Un via libera di iniziativa del Vaticano (i pm non lo avevano mai chiesto) che è stato comunicato

solo ieri e che potrebbe aprire un nuovo spiraglio nelle indagini su Emanuela Orlandi, la cittadina vaticana di 15 anni scomparsa quasi 30 anni fa. Il legame tra il rapimento dell’adolescente e il boss della banda della Magliana è ormai stato accertato dal procuratore aggiunto Giancarlo Capaldo e dal sostituto Simona Maisto, tanto che nel registro degli indagati, per la prima volta dal giorno del sequestro, il 22 giugno del 1983, sono state iscritte tre persone, tutte legate a De Pedis, oggi ritenuto l’ideatore dell’operazione. Una regia che, però, non era così chiara quando, nel luglio del 2005, un uomo, (di cui oggi si sa anche il nome, Carlo Alberto De Tomasi, figlio di “Sergione” Giuseppe De Tomasi, identificato come quel “Mario” che telefonò alla famiglia Orlandi pochi giorni dopo la scomparsa dell’adolescente) chiamò “Chi l’ha visto” e disse: «Per trovare la soluzione del caso Orlandi andate a vedere chi è sepolto nella cripta della basilica di Sant’Apollinare». Cioè Renatino.

Una sepoltura “eccellente”, pagata, pare, 500 milioni di lire. Ipotesi sempre negata dalla famiglia del boss, dai fratelli e dalla vedova, Carla Di Giovanni, e dalla Chiesa, dal cardinale Ugo Poletti, allora arcivescovo vicario di Roma che ha concesso la sepoltura, e dal rettore della Basilica, monsignor Piero Vergari, che ha detto che «il signor De Pedis» meritava quel “prestigioso riposo” perché era un «grande benefattore».
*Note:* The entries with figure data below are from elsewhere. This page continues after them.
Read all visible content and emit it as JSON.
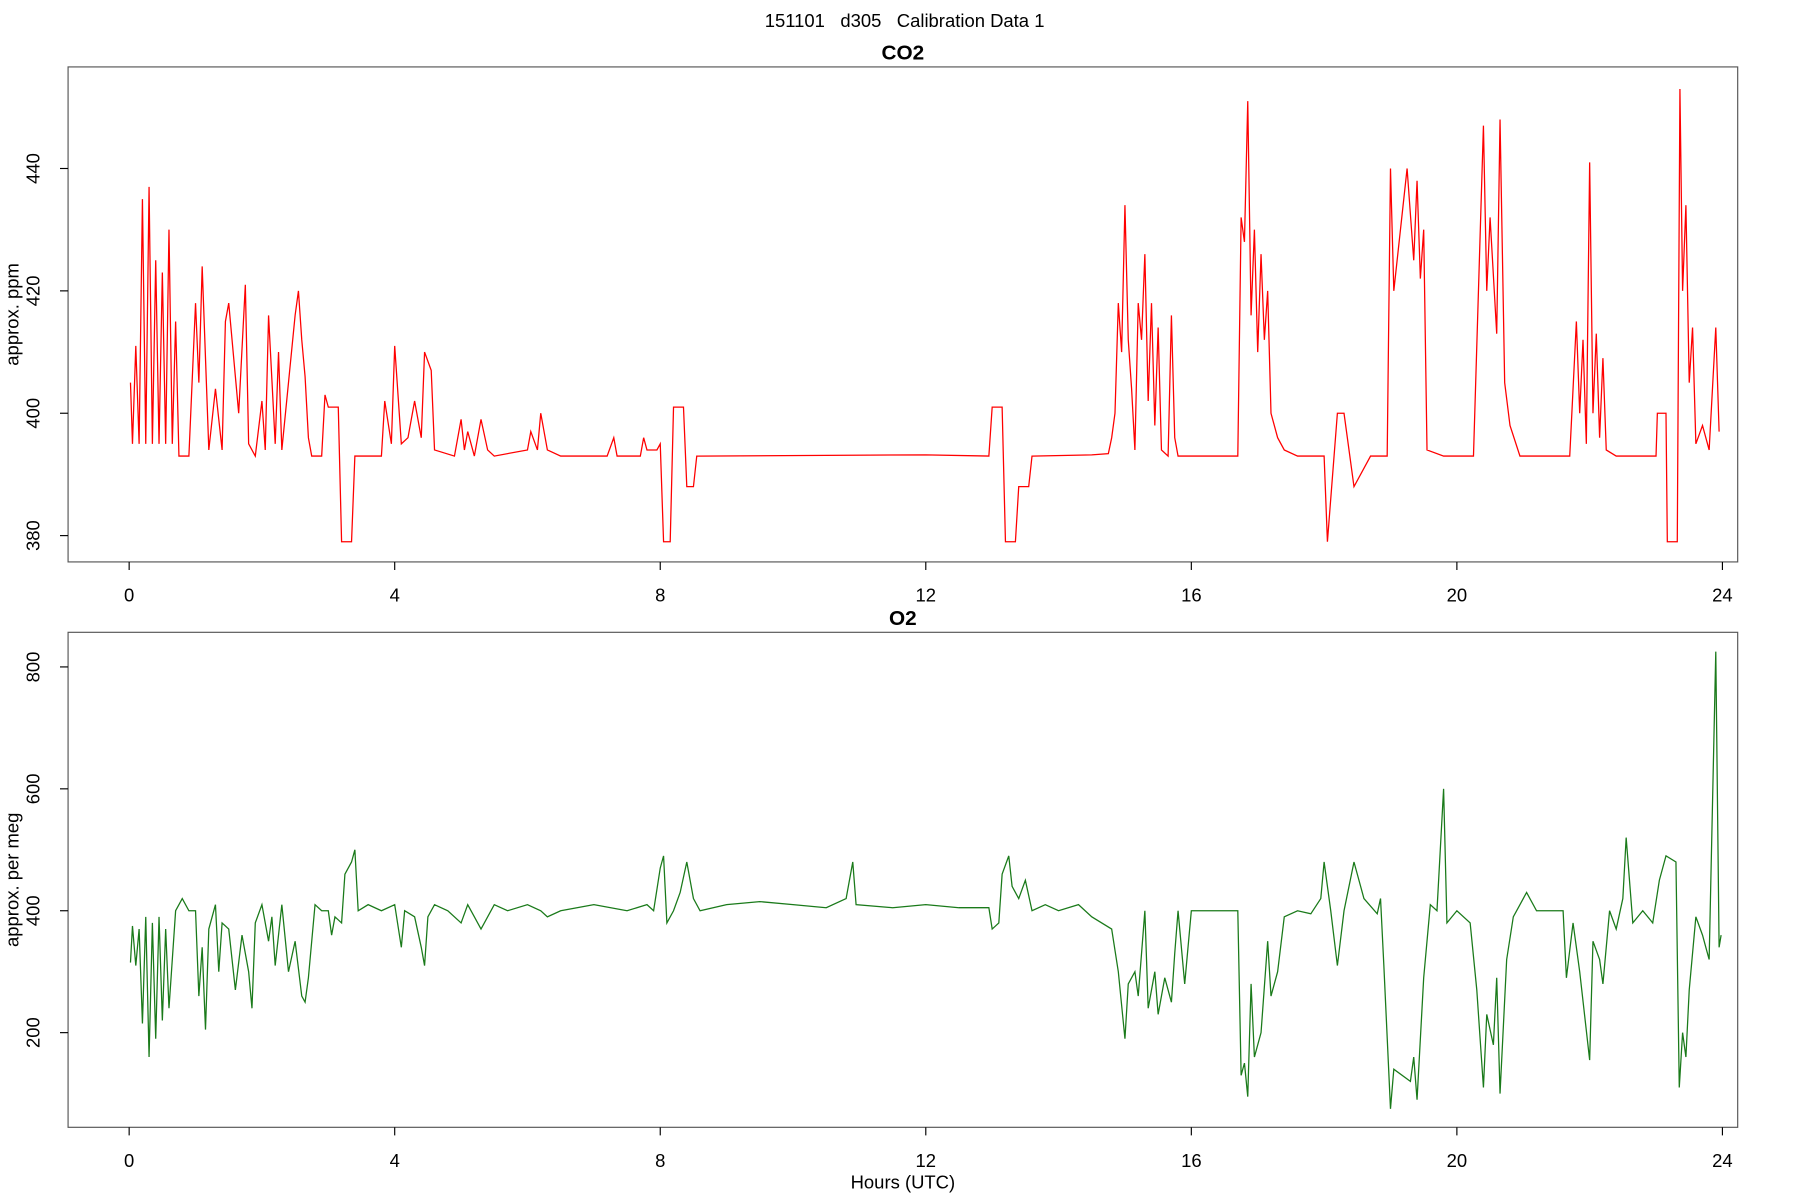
{
  "title": "151101   d305   Calibration Data 1",
  "chart_data": [
    {
      "type": "line",
      "title": "CO2",
      "ylabel": "approx. ppm",
      "xlim": [
        -0.92,
        24.23
      ],
      "xticks": [
        0,
        4,
        8,
        12,
        16,
        20,
        24
      ],
      "ylim": [
        375.7,
        456.6
      ],
      "yticks": [
        380,
        400,
        420,
        440
      ],
      "x": [
        0.02,
        0.05,
        0.1,
        0.15,
        0.2,
        0.25,
        0.3,
        0.35,
        0.4,
        0.45,
        0.5,
        0.55,
        0.6,
        0.65,
        0.7,
        0.75,
        0.9,
        1.0,
        1.05,
        1.1,
        1.2,
        1.3,
        1.4,
        1.45,
        1.5,
        1.6,
        1.65,
        1.75,
        1.8,
        1.9,
        2.0,
        2.05,
        2.1,
        2.2,
        2.25,
        2.3,
        2.4,
        2.5,
        2.55,
        2.6,
        2.65,
        2.7,
        2.75,
        2.9,
        2.95,
        3.0,
        3.15,
        3.2,
        3.35,
        3.4,
        3.8,
        3.85,
        3.95,
        4.0,
        4.1,
        4.2,
        4.3,
        4.4,
        4.45,
        4.55,
        4.6,
        4.9,
        5.0,
        5.05,
        5.1,
        5.2,
        5.3,
        5.4,
        5.5,
        6.0,
        6.05,
        6.15,
        6.2,
        6.3,
        6.5,
        7.2,
        7.3,
        7.35,
        7.7,
        7.75,
        7.8,
        7.95,
        8.0,
        8.05,
        8.15,
        8.2,
        8.35,
        8.4,
        8.5,
        8.55,
        12.0,
        12.95,
        13.0,
        13.15,
        13.2,
        13.35,
        13.4,
        13.55,
        13.6,
        14.5,
        14.75,
        14.8,
        14.85,
        14.9,
        14.95,
        15.0,
        15.05,
        15.1,
        15.15,
        15.2,
        15.25,
        15.3,
        15.35,
        15.4,
        15.45,
        15.5,
        15.55,
        15.65,
        15.7,
        15.75,
        15.8,
        16.7,
        16.75,
        16.8,
        16.85,
        16.9,
        16.95,
        17.0,
        17.05,
        17.1,
        17.15,
        17.2,
        17.3,
        17.4,
        17.6,
        18.0,
        18.05,
        18.15,
        18.2,
        18.3,
        18.45,
        18.7,
        18.95,
        19.0,
        19.05,
        19.25,
        19.35,
        19.4,
        19.45,
        19.5,
        19.55,
        19.8,
        20.25,
        20.4,
        20.45,
        20.5,
        20.6,
        20.65,
        20.72,
        20.8,
        20.95,
        21.7,
        21.8,
        21.85,
        21.9,
        21.95,
        22.0,
        22.05,
        22.1,
        22.15,
        22.2,
        22.25,
        22.4,
        23.0,
        23.02,
        23.15,
        23.17,
        23.32,
        23.36,
        23.4,
        23.45,
        23.5,
        23.55,
        23.6,
        23.7,
        23.8,
        23.9,
        23.95
      ],
      "series": [
        {
          "color": "#ff0000",
          "values": [
            405,
            395,
            411,
            395,
            435,
            395,
            437,
            395,
            425,
            395,
            423,
            395,
            430,
            395,
            415,
            393,
            393,
            418,
            405,
            424,
            394,
            404,
            394,
            415,
            418,
            406,
            400,
            421,
            395,
            393,
            402,
            394,
            416,
            395,
            410,
            394,
            405,
            416,
            420,
            412,
            406,
            396,
            393,
            393,
            403,
            401,
            401,
            379,
            379,
            393,
            393,
            402,
            395,
            411,
            395,
            396,
            402,
            396,
            410,
            407,
            394,
            393,
            399,
            394,
            397,
            393,
            399,
            394,
            393,
            394,
            397,
            394,
            400,
            394,
            393,
            393,
            396,
            393,
            393,
            396,
            394,
            394,
            395,
            379,
            379,
            401,
            401,
            388,
            388,
            393,
            393.2,
            393,
            401,
            401,
            379,
            379,
            388,
            388,
            393,
            393.2,
            393.4,
            396,
            400,
            418,
            410,
            434,
            412,
            404,
            394,
            418,
            412,
            426,
            402,
            418,
            398,
            414,
            394,
            393,
            416,
            396,
            393,
            393,
            432,
            428,
            451,
            416,
            430,
            410,
            426,
            412,
            420,
            400,
            396,
            394,
            393,
            393,
            379,
            393,
            400,
            400,
            388,
            393,
            393,
            440,
            420,
            440,
            425,
            438,
            422,
            430,
            394,
            393,
            393,
            447,
            420,
            432,
            413,
            448,
            405,
            398,
            393,
            393,
            415,
            400,
            412,
            395,
            441,
            400,
            413,
            396,
            409,
            394,
            393,
            393,
            400,
            400,
            379,
            379,
            453,
            420,
            434,
            405,
            414,
            395,
            398,
            394,
            414,
            397
          ]
        }
      ]
    },
    {
      "type": "line",
      "title": "O2",
      "ylabel": "approx. per meg",
      "xlabel": "Hours (UTC)",
      "xlim": [
        -0.92,
        24.23
      ],
      "xticks": [
        0,
        4,
        8,
        12,
        16,
        20,
        24
      ],
      "ylim": [
        44.7,
        856.8
      ],
      "yticks": [
        200,
        400,
        600,
        800
      ],
      "x": [
        0.02,
        0.05,
        0.1,
        0.15,
        0.2,
        0.25,
        0.3,
        0.35,
        0.4,
        0.45,
        0.5,
        0.55,
        0.6,
        0.7,
        0.8,
        0.9,
        1.0,
        1.05,
        1.1,
        1.15,
        1.2,
        1.3,
        1.35,
        1.4,
        1.5,
        1.6,
        1.7,
        1.8,
        1.85,
        1.9,
        2.0,
        2.1,
        2.15,
        2.2,
        2.3,
        2.4,
        2.5,
        2.6,
        2.65,
        2.7,
        2.8,
        2.9,
        3.0,
        3.05,
        3.1,
        3.2,
        3.25,
        3.35,
        3.4,
        3.45,
        3.6,
        3.8,
        4.0,
        4.1,
        4.15,
        4.3,
        4.4,
        4.45,
        4.5,
        4.6,
        4.8,
        5.0,
        5.1,
        5.2,
        5.3,
        5.5,
        5.7,
        6.0,
        6.2,
        6.3,
        6.5,
        7.0,
        7.5,
        7.8,
        7.9,
        8.0,
        8.05,
        8.1,
        8.2,
        8.3,
        8.4,
        8.5,
        8.6,
        9.0,
        9.5,
        10.0,
        10.5,
        10.8,
        10.9,
        10.95,
        11.5,
        12.0,
        12.5,
        12.95,
        13.0,
        13.1,
        13.15,
        13.25,
        13.3,
        13.4,
        13.5,
        13.6,
        13.8,
        14.0,
        14.3,
        14.5,
        14.8,
        14.9,
        15.0,
        15.05,
        15.15,
        15.2,
        15.3,
        15.35,
        15.45,
        15.5,
        15.6,
        15.7,
        15.75,
        15.8,
        15.9,
        16.0,
        16.2,
        16.5,
        16.7,
        16.75,
        16.8,
        16.85,
        16.9,
        16.95,
        17.05,
        17.15,
        17.2,
        17.3,
        17.4,
        17.6,
        17.8,
        17.95,
        18.0,
        18.1,
        18.2,
        18.3,
        18.45,
        18.6,
        18.8,
        18.85,
        18.9,
        19.0,
        19.05,
        19.3,
        19.35,
        19.4,
        19.5,
        19.6,
        19.7,
        19.8,
        19.85,
        20.0,
        20.2,
        20.3,
        20.4,
        20.45,
        20.55,
        20.6,
        20.65,
        20.75,
        20.85,
        20.95,
        21.05,
        21.2,
        21.6,
        21.65,
        21.75,
        21.85,
        22.0,
        22.05,
        22.15,
        22.2,
        22.3,
        22.4,
        22.5,
        22.55,
        22.65,
        22.8,
        22.95,
        23.05,
        23.15,
        23.3,
        23.35,
        23.4,
        23.45,
        23.5,
        23.6,
        23.7,
        23.75,
        23.8,
        23.9,
        23.95,
        23.98
      ],
      "series": [
        {
          "color": "#1a7a1a",
          "values": [
            315,
            375,
            310,
            370,
            215,
            390,
            160,
            380,
            190,
            390,
            220,
            370,
            240,
            400,
            420,
            400,
            400,
            260,
            340,
            205,
            370,
            410,
            300,
            380,
            370,
            270,
            360,
            300,
            240,
            380,
            410,
            350,
            390,
            310,
            410,
            300,
            350,
            260,
            250,
            290,
            410,
            400,
            400,
            360,
            390,
            380,
            460,
            480,
            500,
            400,
            410,
            400,
            410,
            340,
            400,
            390,
            340,
            310,
            390,
            410,
            400,
            380,
            410,
            390,
            370,
            410,
            400,
            410,
            400,
            390,
            400,
            410,
            400,
            410,
            400,
            470,
            490,
            380,
            400,
            430,
            480,
            420,
            400,
            410,
            415,
            410,
            405,
            420,
            480,
            410,
            405,
            410,
            405,
            405,
            370,
            380,
            460,
            490,
            440,
            420,
            450,
            400,
            410,
            400,
            410,
            390,
            370,
            300,
            190,
            280,
            300,
            260,
            400,
            240,
            300,
            230,
            290,
            250,
            330,
            400,
            280,
            400,
            400,
            400,
            400,
            130,
            150,
            95,
            280,
            160,
            200,
            350,
            260,
            300,
            390,
            400,
            395,
            420,
            480,
            400,
            310,
            400,
            480,
            420,
            395,
            420,
            310,
            75,
            140,
            120,
            160,
            90,
            290,
            410,
            400,
            600,
            380,
            400,
            380,
            270,
            110,
            230,
            180,
            290,
            100,
            320,
            390,
            410,
            430,
            400,
            400,
            290,
            380,
            300,
            155,
            350,
            320,
            280,
            400,
            370,
            420,
            520,
            380,
            400,
            380,
            450,
            490,
            480,
            110,
            200,
            160,
            270,
            390,
            360,
            340,
            320,
            825,
            340,
            360
          ]
        }
      ]
    }
  ]
}
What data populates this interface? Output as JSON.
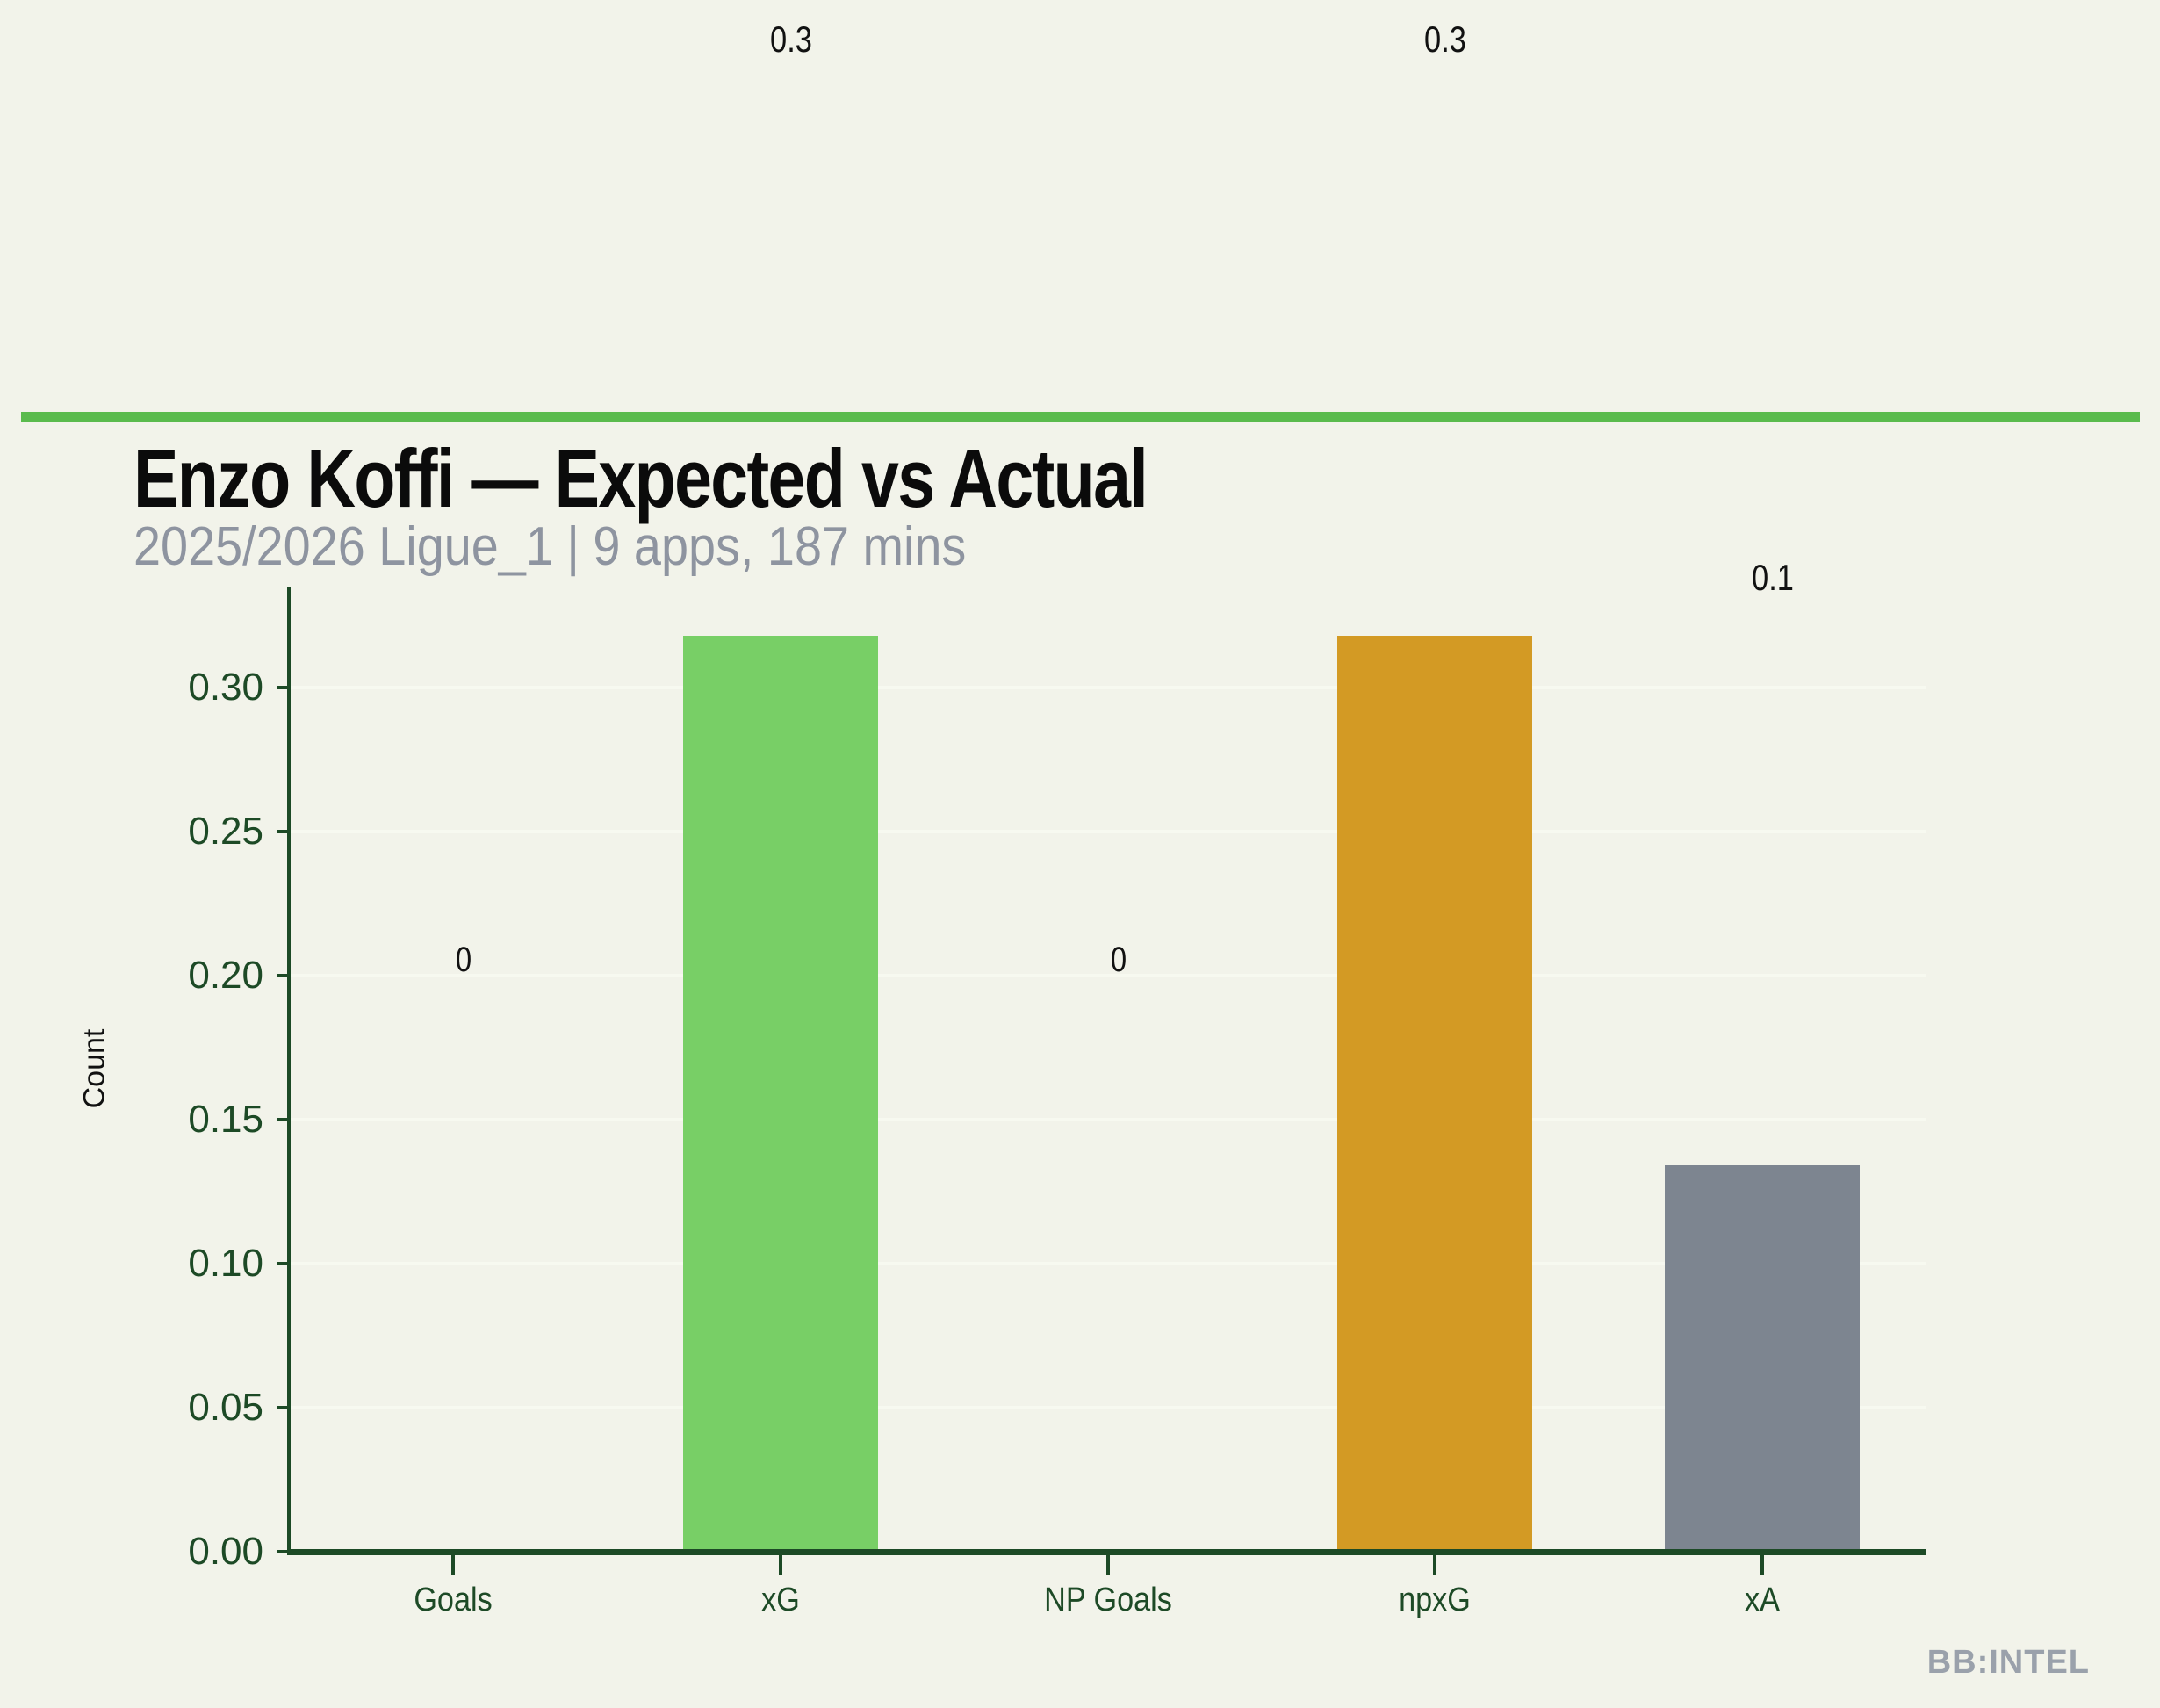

Sta di fatto che, fino ad oggi, la bara era sempre stata off-limits: i magistrati e il capo della squadra mobile capitolina, Vittorio Rizzi, fecero un sopralluogo nella cripta qualche mese fa, ma l’ipotesi di aprire il sepolcro non era ancora stata presa in considerazione. Non era una priorità, spiegano in procura. Ora però, il Vicariato la mette a disposizione (scelta superflua, in realtà, visto che la basilica non godeva dell’extraterritorialità): «In relazione alla vicenda riguardante la tumulazione del signor Enrico De Pedis nelle camere mortuarie della chiesa di Sant’Apollinare, avvenuta nel 1990, il Vicariato di Roma comunica il nulla osta da parte dell’Autorità ecclesiastica che, su richiesta della magistratura italiana competente, la tomba del Signor De Pedis possa essere ispezionata» e che «la salma possa essere traslata altrove».

L’impressione è che quella tomba “famosa” inizi ad essere un peso. Forse per “favori economici” che avrebbero permesso quella sepoltura, forse per il sospetto, più volte girato che, nella bara con De Pedis, ci fosse anche Emanuela Orlandi. Versione, quest’ultima, che non convince gli inquirenti.  Quale che sia il motivo di questa apertura del Vicariato, i pm sono intenzionati a verificare in tempi rapidi.

Tiepidi i parenti di Emanuela. «Noi aspettiamo i fatti – dice la sorella, Natalina Orlandi – Non ho mai pensato che Emanuela possa essere sepolta con De Pedis. Certo, come cattolica pensare che un boss della malavita possa riposare in una basilica, non fa piacere».